Suppose that western politicians – in the US in particular – got their heads out of their rear ends and decided to implement serious domestic carbon mitigation measures, and seriously pursue international agreements, making it clear that non-signatories would face huge punishing tariffs or outright trade embargoes. Who would China trade with then? The problem is the lack of will, a condition that industrial and fossil fuel interests are happy to promulgate in every way possible. If there was broad recognition of the magnitude of the problem and a critical mass of international cooperation, rogue countries would quickly find themselves economically isolated.

Everyone – individually, corporately, and nationally – is always going to follow the path of least resistance to securing their own best interests. The policy challenge is to make the fossil fuel energy path sufficiently reflective of its true costs that less damaging options become more attractive.

Indeed, and when I look at what many economists are telling us, the point that the stopping blocks are mostly political are becoming clear to them also.

As the last investigation by Frontline showed, it is clear who is the political party that has decided to ignore what the scientists and even economists recommend.

What I have seen is that even the economists that approach this issue conservatively do not agree with the “that never works” idea that governments should not intervene when what be have here is a tragedy of the commons.

The first step is to disenfranchise the deniers.

Participatory democracy is a means to an end, not an end in itself. When it’s only serving to accelerate the pace of our own destruction, it’s time to make some changes. Those of us in the reality-based community have no obligation to let those who want to kill us participate in our collective decision-making processes.

Oh mother of god …

No need to get medieval, what I think will happen in the end is that we will see the ones that financed the denials and the politicians that followed that denial only facing some economical inconveniences to their business. Just like the tobacco executives ended doing, and their corporations still going on.

I would had agreed that jail time for some executives should had come for perjury at least as they indeed got away with the deaths of many of their customers; but what has happened with the tobacco industry is a good reason for me to say that many fears from the fossil fuel industry are silly, as mentioned in the examples, no one is proposing that we should double the price of the fossil fuels.

Nobody is forcing you to use fossil fuels. Just stop. Let us know how that works out.

That’s just it–it wouldn’t, because the structure for a wholesale transition to other forms isn’t in place.

We can put it in place, and there’s nothing stopping us except for the fact that those with something to gain from maintaining the status quo are doing their damndest to prevent us from mobilizing resources on the scale necessary to get it done, because they’re quite happy to kill us all for their own short-term gain.

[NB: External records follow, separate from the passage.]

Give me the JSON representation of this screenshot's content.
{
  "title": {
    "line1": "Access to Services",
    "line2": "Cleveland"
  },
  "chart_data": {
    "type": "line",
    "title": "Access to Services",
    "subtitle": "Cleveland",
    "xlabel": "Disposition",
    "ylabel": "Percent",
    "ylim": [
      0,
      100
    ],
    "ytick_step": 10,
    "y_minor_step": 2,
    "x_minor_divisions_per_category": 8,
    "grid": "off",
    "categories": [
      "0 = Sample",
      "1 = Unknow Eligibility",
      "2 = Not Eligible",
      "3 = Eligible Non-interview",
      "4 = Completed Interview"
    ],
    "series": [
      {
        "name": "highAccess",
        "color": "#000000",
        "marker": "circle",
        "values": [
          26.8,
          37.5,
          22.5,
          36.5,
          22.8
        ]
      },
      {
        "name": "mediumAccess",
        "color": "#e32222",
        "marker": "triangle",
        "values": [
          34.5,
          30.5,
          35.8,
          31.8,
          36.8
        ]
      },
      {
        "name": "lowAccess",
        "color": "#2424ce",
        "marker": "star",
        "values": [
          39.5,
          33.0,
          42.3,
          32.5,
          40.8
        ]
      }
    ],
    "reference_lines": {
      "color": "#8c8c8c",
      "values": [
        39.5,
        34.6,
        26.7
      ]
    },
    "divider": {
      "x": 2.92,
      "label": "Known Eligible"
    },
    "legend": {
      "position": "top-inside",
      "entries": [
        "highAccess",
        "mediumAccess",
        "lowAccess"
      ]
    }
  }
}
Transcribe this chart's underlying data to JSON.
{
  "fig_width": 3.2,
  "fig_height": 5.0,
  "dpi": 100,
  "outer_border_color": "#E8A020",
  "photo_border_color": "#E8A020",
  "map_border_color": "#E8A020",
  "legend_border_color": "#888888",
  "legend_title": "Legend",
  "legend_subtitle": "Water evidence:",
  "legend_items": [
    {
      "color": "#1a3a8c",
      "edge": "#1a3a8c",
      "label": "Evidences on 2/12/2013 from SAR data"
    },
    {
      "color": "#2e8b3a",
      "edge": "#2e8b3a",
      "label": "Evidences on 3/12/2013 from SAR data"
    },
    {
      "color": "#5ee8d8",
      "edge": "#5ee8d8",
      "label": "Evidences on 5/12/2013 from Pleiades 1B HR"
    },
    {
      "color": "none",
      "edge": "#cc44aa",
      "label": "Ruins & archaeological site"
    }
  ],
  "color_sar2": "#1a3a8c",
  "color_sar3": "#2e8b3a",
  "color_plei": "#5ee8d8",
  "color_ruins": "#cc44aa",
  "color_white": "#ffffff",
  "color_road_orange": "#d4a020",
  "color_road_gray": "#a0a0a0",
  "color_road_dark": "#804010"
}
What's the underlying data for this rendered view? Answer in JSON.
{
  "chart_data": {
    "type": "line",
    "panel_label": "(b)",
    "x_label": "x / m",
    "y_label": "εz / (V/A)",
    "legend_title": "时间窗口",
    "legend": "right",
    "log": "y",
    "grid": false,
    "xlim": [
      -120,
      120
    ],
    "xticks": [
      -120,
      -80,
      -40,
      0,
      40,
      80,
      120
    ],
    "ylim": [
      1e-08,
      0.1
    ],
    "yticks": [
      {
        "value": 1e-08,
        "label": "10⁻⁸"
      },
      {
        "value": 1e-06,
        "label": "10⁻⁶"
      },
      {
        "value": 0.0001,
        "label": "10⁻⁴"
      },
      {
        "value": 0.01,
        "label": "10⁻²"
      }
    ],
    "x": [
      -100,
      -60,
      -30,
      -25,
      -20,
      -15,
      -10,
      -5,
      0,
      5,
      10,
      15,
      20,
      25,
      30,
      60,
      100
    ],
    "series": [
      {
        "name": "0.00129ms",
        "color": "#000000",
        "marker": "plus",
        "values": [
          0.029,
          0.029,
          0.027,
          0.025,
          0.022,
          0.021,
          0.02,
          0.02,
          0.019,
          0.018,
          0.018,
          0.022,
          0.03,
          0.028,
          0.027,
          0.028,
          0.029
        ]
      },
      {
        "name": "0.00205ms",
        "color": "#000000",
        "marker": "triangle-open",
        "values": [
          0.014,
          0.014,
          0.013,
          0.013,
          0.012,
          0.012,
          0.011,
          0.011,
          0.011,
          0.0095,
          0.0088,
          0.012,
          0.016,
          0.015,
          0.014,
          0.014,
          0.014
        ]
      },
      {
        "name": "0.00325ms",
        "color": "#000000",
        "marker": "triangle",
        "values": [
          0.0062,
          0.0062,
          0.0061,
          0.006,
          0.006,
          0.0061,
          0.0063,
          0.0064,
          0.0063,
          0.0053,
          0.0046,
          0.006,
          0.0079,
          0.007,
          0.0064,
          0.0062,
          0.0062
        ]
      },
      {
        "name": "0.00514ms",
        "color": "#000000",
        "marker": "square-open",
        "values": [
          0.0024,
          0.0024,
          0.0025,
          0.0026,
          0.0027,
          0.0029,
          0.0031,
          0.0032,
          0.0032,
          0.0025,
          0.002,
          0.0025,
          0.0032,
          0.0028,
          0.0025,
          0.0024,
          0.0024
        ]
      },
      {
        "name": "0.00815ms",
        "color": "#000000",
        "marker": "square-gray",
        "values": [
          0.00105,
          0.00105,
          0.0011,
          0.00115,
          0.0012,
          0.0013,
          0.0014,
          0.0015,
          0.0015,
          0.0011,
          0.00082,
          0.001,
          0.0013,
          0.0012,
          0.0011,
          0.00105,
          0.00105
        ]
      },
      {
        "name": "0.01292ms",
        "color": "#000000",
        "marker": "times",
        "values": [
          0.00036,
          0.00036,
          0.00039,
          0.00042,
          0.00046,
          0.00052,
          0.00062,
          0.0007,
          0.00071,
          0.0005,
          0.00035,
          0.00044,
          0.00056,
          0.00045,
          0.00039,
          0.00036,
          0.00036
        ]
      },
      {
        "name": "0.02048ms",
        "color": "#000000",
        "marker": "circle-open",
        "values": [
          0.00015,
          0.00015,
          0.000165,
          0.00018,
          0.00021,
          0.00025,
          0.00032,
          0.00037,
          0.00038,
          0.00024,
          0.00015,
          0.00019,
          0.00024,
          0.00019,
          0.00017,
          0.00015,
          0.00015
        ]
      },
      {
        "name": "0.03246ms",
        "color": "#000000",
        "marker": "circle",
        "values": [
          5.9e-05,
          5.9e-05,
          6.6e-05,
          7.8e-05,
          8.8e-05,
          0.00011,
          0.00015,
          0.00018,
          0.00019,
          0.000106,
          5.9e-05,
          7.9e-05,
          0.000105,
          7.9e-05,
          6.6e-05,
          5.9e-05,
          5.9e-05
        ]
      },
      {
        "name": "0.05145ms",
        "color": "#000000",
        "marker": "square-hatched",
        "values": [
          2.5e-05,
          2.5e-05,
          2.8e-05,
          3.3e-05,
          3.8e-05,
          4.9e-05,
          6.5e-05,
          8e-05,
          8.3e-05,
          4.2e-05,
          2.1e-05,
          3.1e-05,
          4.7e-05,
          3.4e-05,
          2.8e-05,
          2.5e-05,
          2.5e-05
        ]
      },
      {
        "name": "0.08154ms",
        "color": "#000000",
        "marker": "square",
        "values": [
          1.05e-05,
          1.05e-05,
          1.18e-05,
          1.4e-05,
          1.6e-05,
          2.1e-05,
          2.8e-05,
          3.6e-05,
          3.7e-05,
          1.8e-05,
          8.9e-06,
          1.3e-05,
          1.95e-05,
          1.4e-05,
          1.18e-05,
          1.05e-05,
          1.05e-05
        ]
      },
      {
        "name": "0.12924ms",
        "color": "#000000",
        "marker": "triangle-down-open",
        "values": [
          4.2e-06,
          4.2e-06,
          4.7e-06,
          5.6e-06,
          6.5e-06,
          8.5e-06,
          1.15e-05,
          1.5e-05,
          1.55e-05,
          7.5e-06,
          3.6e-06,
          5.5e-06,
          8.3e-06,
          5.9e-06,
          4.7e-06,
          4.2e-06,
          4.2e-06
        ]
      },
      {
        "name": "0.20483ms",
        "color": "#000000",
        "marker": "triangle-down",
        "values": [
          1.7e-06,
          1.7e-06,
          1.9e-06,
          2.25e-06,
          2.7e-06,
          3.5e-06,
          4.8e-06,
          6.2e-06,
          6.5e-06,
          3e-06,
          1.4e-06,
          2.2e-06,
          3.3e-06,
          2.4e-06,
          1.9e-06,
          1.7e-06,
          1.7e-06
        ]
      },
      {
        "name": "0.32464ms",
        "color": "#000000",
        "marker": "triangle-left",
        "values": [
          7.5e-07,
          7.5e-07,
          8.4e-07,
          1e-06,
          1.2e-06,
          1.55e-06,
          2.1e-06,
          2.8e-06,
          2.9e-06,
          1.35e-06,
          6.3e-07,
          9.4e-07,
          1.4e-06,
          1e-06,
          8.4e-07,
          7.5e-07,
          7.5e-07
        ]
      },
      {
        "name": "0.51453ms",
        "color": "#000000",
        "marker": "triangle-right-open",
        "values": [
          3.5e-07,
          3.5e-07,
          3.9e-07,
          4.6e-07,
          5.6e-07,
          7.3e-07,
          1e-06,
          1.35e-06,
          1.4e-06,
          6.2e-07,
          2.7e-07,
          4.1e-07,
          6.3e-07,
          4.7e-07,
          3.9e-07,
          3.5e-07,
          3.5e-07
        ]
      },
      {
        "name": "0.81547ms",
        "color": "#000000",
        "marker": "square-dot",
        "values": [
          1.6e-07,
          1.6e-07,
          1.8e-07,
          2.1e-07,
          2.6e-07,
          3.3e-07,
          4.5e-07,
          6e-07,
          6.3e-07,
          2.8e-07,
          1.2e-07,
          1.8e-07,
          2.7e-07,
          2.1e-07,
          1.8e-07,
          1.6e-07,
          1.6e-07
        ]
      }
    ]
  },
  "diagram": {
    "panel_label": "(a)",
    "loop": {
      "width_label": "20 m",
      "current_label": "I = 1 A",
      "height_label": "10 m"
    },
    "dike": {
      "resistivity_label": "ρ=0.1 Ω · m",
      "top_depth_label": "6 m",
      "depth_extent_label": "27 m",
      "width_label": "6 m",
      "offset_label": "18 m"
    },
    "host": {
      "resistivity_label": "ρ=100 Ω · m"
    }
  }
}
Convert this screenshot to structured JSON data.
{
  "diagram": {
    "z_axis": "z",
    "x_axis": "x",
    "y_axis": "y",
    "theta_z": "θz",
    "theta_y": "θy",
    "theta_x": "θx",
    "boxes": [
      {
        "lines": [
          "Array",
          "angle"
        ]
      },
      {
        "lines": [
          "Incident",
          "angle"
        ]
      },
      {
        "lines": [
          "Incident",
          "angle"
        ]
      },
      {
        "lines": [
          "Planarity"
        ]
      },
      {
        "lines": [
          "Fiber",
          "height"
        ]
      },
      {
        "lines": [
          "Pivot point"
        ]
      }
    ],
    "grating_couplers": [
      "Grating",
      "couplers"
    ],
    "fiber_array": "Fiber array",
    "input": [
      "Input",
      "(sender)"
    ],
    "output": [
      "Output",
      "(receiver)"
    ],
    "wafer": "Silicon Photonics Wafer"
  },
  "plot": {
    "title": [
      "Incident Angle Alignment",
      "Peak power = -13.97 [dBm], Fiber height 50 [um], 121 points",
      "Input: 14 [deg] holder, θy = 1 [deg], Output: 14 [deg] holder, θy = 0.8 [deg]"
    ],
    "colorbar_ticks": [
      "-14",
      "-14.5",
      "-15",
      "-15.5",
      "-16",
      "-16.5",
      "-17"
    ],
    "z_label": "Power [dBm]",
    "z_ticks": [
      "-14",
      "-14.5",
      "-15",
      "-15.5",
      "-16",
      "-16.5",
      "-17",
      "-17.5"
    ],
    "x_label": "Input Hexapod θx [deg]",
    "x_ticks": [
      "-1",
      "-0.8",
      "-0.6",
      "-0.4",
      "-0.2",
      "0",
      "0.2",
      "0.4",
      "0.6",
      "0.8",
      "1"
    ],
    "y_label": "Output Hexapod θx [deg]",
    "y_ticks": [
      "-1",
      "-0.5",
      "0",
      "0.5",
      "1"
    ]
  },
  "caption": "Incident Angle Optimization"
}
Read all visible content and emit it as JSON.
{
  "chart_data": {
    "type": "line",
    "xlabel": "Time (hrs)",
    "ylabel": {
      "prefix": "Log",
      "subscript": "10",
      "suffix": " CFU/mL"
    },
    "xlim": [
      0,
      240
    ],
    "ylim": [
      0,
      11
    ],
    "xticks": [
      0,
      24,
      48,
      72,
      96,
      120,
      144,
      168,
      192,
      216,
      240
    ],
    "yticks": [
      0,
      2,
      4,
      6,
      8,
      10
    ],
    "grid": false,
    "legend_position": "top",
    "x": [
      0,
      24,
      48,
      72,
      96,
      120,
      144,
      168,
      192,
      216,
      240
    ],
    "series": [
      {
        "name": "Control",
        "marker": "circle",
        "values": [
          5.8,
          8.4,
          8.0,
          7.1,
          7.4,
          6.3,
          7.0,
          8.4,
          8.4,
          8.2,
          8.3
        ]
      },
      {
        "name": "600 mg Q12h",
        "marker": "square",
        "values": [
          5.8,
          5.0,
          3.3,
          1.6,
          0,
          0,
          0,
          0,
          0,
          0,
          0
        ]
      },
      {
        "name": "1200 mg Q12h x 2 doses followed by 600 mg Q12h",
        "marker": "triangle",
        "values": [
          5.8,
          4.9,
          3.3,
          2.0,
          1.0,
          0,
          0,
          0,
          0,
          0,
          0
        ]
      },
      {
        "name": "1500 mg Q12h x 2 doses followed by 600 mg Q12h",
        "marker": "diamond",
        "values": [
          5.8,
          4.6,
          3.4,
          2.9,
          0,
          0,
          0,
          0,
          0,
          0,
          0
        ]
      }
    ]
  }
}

Nonsense. Nobody is stopping you, or anyone else, from simply showing us how to do what you want done. That would be some grand conspiracy theory.

I don’t think anyone will voluntarily do anything significant about it. For me, the story of the Rapa Nui civilization is the epitome of what the entire mankind is doomed to go through sooner or later.

Then why is it that you never post anything about what can be done? All you ever do, over and over, is complain about people who deny AGW.

Regards,
Shodan

You did not read posts #3, #11 and #29.

You see, drive-byes are effective only if you are aware of what was posted before. Even in the past I have also posted about what can be done.

Gentlemen-

Bickering is pointless. Bickering about each other’s posting style is double-so.

Shodan, you started it. Don’t do so again.

GIGO, you perpetuated it. Stop it.

Now there is a real first step towards doing something.